The Ambassador in the United Kingdom ( Bingham ) to the Secretary of State
[Received May 19.]
Sir: I have the honor to refer to my No. 254, May 7, 4 p.m., reporting the debate in the House of Commons which was “mostly concerned with disputing the responsibility for the Abyssinian tragedy”, and the press reaction thereto. Concurrently there has appeared in the columns of the Times a series of letters dealing with the causes and results of the failure of the League of Nations in relation to the future of that institution. The enclosed letters of Lord Lothian and Lord Charnwood, which were published on May 5 and 6, respectively,36 are of interest in that connection. Lord Lothian’s statement that:
“We have got into our present position because we never thought out the implications of Articles 10 and 16 of the Covenant as did the Senate of the United States”

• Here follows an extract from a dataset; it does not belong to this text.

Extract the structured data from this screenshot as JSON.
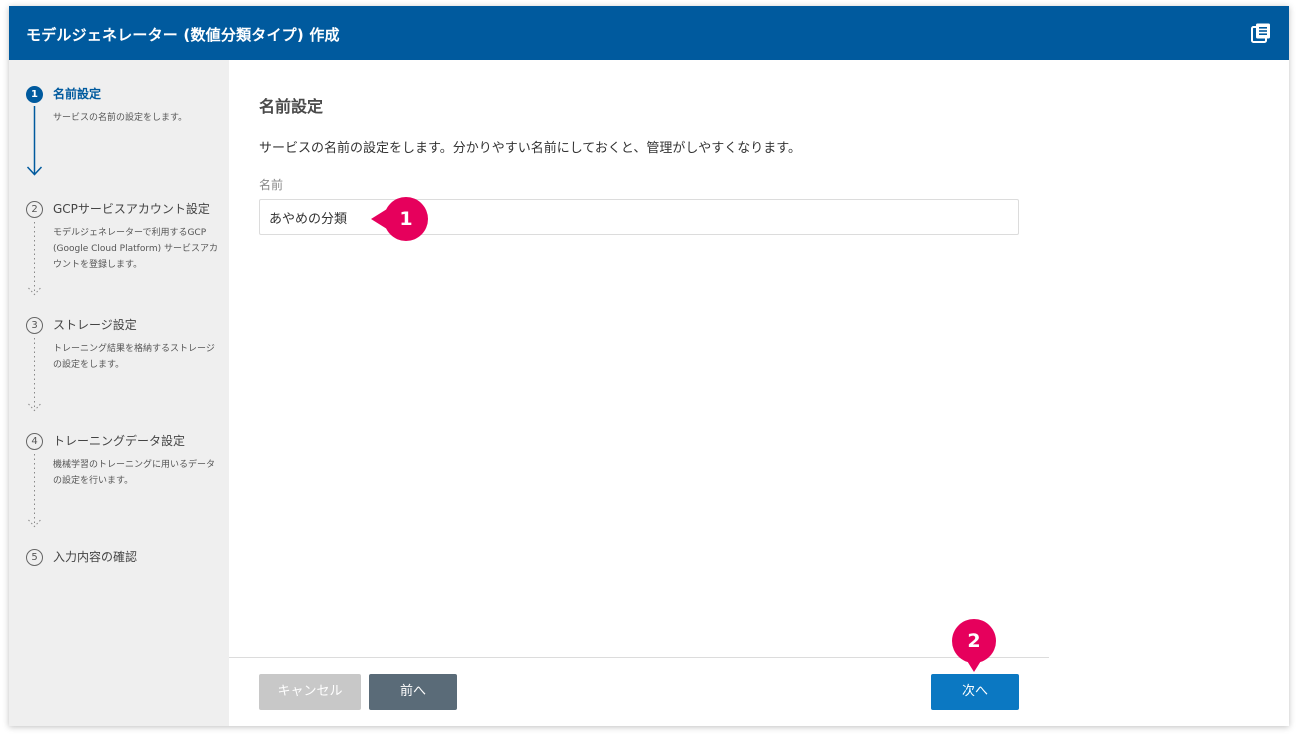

and Lord Charnwood’s assertion that:
“The United States (which, by the way, had plainly advertized to the world, in the Congressional elections of 1918, that President Wilson could not be assumed to represent them) is the one country in which, from the time of Wilson’s Fourteen Points onward, public men have earnestly and carefully discussed on what lines a League of Nations could work; the result was a remarkable conversion, on the part of statesmen, who had themselves been inclined to advocate a League to enforce peace, to the opposite view—namely, that such a project involved unforeseen future entanglements which their country must in honour avoid.”
are also of interest and incidentally probably constitute the only laudatory references to the United States Senate to appear in the columns of the Times in the past decade.